Whio, commonly known as Blue Duck, are highly endangered, threatened by predation – mainly by stoats - and loss of habitat. This is a localised species holding territories on fast-flowing mountain rivers in forested areas.
Classified as ‘endangered’ by the International Union of Conservation for Nature (IUCN) and as ‘nationally vulnerable’ by DOC, the whio – named for the high-pitched whistle made by the male - has been severely impacted by exotic predators such as stoats.
One of our principal projects in the Maungataniwha Native Forest involves increasing the wild-grown population of kakabeak (Clianthus maximus) - an extremely rare type of shrub.
We collect seeds and propagate them both within our two protected propagation enclosures near Waiau Camp (designed to prevent access by browsing rabbits, hares and ungulates such as deer, pigs and goats) and at other sites around Hawke’s Bay.
Pest control is an important aspect of our activity.
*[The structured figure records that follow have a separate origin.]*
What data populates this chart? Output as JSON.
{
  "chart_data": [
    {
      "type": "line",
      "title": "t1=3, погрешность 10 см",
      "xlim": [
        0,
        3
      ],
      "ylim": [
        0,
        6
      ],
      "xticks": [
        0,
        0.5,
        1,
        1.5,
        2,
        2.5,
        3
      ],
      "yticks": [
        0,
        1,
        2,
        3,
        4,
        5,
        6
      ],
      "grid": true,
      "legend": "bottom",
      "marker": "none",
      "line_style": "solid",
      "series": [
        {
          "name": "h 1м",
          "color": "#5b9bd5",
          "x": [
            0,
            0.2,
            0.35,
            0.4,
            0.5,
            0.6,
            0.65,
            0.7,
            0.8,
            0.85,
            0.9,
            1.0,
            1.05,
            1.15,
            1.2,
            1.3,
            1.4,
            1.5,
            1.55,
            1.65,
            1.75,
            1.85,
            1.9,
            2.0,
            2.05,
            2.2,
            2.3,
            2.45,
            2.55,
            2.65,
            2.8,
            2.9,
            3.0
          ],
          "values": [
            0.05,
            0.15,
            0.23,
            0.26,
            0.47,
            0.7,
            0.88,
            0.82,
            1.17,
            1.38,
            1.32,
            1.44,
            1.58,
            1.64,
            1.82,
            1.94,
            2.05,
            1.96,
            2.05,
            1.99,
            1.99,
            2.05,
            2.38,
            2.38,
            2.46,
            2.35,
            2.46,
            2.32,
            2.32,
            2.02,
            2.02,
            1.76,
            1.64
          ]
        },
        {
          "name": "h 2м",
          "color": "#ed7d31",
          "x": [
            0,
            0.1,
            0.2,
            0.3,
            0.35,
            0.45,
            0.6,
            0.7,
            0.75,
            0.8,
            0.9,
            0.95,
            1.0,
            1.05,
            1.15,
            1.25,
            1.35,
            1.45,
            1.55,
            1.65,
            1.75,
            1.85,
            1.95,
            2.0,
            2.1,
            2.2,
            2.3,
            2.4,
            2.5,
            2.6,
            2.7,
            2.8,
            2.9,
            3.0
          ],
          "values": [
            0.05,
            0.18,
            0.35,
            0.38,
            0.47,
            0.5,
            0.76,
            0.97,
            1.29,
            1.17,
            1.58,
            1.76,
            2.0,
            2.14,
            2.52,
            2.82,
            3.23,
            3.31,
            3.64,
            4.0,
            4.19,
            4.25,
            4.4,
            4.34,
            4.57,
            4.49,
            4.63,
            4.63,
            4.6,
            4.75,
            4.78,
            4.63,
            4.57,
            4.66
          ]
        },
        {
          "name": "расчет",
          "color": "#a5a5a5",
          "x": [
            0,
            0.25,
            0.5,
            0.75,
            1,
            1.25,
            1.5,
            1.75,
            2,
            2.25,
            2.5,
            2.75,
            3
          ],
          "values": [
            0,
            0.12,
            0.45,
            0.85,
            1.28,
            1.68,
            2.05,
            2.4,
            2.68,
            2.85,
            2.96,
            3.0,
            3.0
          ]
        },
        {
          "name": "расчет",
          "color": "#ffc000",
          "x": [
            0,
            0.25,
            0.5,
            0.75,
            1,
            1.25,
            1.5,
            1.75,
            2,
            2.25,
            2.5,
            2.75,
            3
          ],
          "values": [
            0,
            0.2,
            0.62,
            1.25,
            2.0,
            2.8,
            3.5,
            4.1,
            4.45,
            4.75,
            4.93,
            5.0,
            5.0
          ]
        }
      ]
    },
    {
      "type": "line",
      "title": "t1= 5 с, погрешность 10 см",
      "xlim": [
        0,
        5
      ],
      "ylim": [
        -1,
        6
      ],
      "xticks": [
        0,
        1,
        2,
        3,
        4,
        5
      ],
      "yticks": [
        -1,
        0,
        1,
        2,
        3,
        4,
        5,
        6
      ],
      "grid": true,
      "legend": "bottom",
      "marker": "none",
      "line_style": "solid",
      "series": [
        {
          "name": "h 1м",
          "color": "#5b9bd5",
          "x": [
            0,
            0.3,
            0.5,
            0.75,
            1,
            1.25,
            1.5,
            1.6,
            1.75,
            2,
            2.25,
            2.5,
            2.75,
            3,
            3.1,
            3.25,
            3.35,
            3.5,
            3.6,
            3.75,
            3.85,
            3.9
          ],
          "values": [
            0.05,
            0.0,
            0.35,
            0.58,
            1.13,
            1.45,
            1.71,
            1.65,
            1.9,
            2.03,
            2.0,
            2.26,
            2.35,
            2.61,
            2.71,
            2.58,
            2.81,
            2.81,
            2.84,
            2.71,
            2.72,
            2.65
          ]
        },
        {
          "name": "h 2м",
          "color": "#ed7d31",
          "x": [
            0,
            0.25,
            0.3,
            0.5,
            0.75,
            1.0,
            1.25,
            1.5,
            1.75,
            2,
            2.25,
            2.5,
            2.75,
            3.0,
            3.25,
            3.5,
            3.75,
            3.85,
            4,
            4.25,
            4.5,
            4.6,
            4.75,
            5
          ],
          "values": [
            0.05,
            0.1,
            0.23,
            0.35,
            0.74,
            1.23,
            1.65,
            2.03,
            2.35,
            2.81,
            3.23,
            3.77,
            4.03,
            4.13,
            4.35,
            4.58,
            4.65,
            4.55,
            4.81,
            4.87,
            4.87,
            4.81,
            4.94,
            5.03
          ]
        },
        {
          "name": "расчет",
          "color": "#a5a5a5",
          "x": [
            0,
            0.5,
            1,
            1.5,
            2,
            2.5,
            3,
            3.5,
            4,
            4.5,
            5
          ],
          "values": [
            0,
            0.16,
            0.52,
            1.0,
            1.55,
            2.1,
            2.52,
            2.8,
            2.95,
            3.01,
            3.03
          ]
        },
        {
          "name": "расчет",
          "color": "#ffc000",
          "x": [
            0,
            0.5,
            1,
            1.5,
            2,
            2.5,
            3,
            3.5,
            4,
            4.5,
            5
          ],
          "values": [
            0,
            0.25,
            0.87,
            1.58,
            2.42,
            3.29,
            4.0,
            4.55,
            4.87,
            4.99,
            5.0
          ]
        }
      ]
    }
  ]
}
It’s a highly resource-intensive process, yet incredibly important to protecting and enhancing the native flora and fauna and helping to expand the populations of the various endangered species we have on our properties.
We have contributed to the ecological aspects of the teaching syllabus at St Cuthbert’s College in Auckland by commissioning a series of reports relating to a tract of land the school owns in the Eastern Bay of Plenty.
St Cuthbert’s bought Kahunui, a property of predominantly native forest located in the Waiotahi Valley, in 2006 to provide a remote campus. It aims to advance the academic and social development of its students by providing an opportunity to learn through experience.